Le porte-avions, un outil politique

Le porte-avions, une base aérienne mobile, apporte aujourd’hui un plus. Sans porte-avions, la France est « moins puissante », avait affirmé l’amiral Christophe Prazuck. Un tel navire, aujourd’hui unique en Europe (hors Grande-Bretagne qui aura deux porte-avions), est « une capacité qui fait la différence, pour reprendre l’expression du Premier ministre Édouard Philippe », avait-il expliqué le CEMM. Les Etats-Unis et la Chine l’ont bien compris. Pékin pourrait avoir cinq porte-avions en 2030, dont trois à propulsion nucléaire, et Washington souhaite repasser à douze porte-avions (contre onze actuellement).

Pourquoi ? Un tel navire est avant tout un outil politique puis stratégique, qui possède une capacité d’entraînement auprès des partenaires européens de Paris. Clairement, c’est un instrument à la double vocation guerrière et diplomatique. « Je n’ai aucun doute non plus quant à la valeur politique et à la force symbolique d’un porte-avions », a confirmé l’amiral Prazuck. Ainsi, les trois fois où le Charles-de-Gaulle a été déployé pour aller frapper Daech, il a toujours été accompagné par des navires européens – allemands, belges, britanniques et italiens. Le porte-avions reste un atout dans la volonté de la France de promouvoir l’Europe de la défense.

« Sans porte-avions, nous perdrons notre leadership militaire en Europe, notre capacité à entraîner nos partenaires », a estimé le chef d’état-major de la Marine.

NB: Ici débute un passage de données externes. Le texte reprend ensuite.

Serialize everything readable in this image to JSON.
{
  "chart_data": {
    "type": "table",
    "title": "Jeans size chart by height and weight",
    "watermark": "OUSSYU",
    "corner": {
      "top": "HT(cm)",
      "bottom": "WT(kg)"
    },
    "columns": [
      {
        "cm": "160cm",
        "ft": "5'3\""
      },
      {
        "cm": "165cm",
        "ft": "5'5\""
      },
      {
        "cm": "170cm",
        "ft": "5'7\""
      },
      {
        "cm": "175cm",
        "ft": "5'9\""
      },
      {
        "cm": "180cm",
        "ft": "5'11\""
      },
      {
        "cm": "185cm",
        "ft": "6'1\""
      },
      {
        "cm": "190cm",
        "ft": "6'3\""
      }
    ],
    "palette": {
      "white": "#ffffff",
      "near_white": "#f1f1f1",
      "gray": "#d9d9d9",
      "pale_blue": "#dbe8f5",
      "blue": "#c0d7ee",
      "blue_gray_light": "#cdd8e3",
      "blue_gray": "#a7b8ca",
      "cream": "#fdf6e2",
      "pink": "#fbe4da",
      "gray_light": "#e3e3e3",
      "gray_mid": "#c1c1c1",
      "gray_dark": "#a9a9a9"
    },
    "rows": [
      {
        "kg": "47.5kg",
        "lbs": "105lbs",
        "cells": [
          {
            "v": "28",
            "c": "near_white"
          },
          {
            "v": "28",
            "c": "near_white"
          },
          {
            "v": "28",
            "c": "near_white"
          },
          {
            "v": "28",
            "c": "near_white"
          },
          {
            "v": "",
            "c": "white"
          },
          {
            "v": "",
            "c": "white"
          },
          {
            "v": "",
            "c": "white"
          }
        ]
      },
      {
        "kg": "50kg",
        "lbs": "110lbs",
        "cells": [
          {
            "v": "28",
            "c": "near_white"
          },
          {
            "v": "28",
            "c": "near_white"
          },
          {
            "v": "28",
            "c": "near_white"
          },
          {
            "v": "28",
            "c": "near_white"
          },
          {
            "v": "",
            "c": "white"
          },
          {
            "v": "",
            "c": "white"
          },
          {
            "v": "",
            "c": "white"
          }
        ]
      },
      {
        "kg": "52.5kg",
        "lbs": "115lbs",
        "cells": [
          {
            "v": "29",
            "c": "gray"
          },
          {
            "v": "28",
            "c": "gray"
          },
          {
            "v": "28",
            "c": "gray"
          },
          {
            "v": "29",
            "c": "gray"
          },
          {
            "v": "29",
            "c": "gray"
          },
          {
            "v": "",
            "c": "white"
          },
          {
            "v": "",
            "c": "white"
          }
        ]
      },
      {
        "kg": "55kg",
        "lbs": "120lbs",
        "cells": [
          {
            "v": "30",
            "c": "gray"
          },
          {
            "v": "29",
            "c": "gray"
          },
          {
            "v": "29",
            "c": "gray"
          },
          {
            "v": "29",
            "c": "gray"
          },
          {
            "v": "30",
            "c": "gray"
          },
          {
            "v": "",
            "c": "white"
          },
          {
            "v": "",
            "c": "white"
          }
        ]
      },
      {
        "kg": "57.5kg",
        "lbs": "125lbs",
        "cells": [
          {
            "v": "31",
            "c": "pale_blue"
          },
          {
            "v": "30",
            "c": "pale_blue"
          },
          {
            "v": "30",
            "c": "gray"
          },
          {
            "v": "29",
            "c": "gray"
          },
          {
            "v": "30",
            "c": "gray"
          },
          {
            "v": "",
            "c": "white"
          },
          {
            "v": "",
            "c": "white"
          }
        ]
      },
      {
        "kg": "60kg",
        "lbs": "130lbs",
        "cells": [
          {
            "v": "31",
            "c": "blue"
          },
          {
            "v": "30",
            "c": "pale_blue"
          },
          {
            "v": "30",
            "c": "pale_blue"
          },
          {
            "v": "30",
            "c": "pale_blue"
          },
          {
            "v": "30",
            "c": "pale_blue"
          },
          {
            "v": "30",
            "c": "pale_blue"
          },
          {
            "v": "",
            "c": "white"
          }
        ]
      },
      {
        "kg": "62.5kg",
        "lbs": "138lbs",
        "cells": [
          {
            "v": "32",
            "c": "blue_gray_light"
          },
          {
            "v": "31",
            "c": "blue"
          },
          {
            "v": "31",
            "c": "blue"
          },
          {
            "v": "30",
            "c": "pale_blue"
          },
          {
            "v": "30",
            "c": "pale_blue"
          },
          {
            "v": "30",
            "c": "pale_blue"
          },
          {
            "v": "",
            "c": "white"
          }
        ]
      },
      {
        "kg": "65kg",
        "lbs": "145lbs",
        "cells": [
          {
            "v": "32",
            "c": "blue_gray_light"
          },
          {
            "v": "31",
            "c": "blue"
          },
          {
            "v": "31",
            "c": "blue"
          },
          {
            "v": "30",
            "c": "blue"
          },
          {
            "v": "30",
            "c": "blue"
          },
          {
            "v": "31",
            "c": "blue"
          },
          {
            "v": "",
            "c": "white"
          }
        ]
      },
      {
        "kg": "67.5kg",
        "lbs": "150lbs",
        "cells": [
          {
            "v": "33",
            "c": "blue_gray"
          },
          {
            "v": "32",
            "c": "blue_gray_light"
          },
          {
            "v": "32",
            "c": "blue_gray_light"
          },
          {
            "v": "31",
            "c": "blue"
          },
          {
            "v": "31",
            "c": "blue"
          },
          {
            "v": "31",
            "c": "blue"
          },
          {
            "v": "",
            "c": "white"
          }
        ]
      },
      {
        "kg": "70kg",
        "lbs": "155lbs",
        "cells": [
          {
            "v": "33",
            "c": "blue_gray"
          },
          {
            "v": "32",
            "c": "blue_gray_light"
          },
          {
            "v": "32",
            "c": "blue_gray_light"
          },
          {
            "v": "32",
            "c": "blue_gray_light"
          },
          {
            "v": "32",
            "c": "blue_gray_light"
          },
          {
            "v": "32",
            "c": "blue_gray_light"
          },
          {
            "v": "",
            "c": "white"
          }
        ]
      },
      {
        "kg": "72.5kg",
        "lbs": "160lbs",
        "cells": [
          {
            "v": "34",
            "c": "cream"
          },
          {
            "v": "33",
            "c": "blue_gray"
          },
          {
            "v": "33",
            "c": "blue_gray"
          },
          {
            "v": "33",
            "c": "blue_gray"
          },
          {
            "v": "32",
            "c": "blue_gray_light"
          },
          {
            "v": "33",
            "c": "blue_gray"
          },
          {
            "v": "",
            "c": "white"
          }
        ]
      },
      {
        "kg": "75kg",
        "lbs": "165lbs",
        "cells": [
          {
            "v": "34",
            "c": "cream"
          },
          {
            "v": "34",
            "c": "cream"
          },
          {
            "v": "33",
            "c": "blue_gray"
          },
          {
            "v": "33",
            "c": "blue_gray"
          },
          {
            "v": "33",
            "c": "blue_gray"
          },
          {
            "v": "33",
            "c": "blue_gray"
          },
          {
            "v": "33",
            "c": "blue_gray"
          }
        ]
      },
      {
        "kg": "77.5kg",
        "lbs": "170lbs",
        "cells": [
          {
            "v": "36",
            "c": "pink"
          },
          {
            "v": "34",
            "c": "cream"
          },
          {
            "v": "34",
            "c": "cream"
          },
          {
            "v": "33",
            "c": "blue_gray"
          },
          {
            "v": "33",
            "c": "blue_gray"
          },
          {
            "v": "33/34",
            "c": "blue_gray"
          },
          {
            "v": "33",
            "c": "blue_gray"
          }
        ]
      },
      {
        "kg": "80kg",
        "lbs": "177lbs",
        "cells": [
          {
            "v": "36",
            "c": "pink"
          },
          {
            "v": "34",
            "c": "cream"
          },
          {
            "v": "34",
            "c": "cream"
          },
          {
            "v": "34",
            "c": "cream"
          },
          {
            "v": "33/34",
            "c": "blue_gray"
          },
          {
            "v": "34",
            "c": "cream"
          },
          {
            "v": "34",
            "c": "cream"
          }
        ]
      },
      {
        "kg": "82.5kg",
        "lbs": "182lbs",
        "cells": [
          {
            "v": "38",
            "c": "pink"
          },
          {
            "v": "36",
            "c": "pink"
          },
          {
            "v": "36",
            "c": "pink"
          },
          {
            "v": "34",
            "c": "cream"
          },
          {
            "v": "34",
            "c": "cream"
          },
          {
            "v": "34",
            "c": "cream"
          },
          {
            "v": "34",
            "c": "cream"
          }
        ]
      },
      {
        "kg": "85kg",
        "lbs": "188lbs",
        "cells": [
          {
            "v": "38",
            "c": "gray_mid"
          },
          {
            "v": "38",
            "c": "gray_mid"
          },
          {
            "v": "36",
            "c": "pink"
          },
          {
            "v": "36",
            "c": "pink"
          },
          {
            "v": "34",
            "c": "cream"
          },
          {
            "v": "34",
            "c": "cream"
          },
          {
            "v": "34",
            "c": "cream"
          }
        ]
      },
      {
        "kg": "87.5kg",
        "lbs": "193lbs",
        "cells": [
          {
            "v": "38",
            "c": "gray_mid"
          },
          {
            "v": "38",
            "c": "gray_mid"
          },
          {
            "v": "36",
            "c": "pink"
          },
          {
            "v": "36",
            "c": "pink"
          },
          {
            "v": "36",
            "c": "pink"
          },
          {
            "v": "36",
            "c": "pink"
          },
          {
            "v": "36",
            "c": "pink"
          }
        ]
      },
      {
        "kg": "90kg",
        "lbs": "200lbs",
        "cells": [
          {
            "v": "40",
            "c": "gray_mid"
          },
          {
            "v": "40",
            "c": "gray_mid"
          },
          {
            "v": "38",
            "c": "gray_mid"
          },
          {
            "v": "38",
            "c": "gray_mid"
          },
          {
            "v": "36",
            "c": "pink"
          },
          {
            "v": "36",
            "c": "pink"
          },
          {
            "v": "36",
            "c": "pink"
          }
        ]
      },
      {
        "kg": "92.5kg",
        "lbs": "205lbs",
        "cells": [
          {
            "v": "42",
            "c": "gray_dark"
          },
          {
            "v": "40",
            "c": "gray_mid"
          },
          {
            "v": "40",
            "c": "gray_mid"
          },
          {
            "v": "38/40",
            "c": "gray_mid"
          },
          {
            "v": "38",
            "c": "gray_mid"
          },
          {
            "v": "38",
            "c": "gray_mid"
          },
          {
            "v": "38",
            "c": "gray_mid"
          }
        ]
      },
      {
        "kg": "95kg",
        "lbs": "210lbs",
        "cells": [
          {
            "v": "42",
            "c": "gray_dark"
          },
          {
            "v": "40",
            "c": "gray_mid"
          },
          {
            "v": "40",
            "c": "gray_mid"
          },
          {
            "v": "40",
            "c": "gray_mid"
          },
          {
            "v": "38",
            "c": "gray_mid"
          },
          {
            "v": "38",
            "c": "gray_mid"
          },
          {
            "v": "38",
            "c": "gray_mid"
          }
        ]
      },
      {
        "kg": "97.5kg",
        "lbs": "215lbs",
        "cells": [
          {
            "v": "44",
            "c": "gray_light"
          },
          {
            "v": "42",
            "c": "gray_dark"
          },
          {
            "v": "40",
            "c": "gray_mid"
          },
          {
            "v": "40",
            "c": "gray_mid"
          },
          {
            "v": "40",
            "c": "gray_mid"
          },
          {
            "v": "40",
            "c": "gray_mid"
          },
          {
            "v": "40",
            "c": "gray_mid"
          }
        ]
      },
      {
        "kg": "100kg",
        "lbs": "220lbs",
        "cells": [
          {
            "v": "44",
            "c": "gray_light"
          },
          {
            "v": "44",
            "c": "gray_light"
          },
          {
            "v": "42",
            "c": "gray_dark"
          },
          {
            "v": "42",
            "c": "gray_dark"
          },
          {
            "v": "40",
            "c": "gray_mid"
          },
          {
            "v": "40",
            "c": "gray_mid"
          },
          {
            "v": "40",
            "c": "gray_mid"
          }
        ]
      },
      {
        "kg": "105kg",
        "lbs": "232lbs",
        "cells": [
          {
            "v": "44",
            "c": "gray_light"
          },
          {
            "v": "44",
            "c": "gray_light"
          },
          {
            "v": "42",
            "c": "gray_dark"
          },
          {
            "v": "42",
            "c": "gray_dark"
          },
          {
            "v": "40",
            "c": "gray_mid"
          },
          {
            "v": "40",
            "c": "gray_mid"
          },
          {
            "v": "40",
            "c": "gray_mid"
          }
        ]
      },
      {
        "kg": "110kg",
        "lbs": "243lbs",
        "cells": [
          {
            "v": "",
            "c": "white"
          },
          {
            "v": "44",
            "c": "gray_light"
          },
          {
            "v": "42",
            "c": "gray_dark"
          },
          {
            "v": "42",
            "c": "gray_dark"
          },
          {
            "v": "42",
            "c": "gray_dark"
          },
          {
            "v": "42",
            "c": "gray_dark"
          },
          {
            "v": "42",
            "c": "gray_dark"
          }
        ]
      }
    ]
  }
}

Le Charles-de-Gaulle est bien sûr aussi un outil de projection de puissance. Il en a fait la démonstration avant sa rénovation : il a permis à partir de sa position en Méditerranée orientale de frapper Daech depuis les attentats de 2015. « Chaque fois que notre pays a été touché par des attentats, une des réponses a consisté à faire appareiller le Charles de Gaulle pour aller frapper les endroits d’où ces attentats avaient été pensés et commandités », a constaté l’amiral Prazuck. Le Charles-de-Gaulle avait permis de tripler le nombre d’avions présents sur zone contre Daech. Mais cette présence est une volonté politique.

Un prix prohibitif ?

Le porte-avions est-il à la portée d’un budget de la défense français. A priori oui sauf catastrophe budgétaire majeure. Et s’il y a une volonté politique, il y aura forcément un sillage pour le remplaçant du Charles-de-Gaulle. Le coût est évalué « à 4,5 milliards d’euros, ce qui représente – étalé sur 10 ans – 0,02 % du PIB… », a analysé en octobre 2017 le CEMM. Loin, très loin derrière celui du porte-avions USS Gerald R.Ford qui a coûté aux États-Unis la somme record de 12,9 milliards de dollars.

« Cela étant, c’est un investissement extrêmement lourd qui demande une programmation et une volonté affirmée. Donc une décision politique », avait-il expliqué en juillet 2017. Mais calculé à la tonne, une frégate coûterait deux fois plus cher et un sous-marin quatre fois plus. La Marine a remporté une première manche avec le lancement des études du prochain porte-avions mais elle devra encore convaincre de la nécessité d’un tel outil en 2080.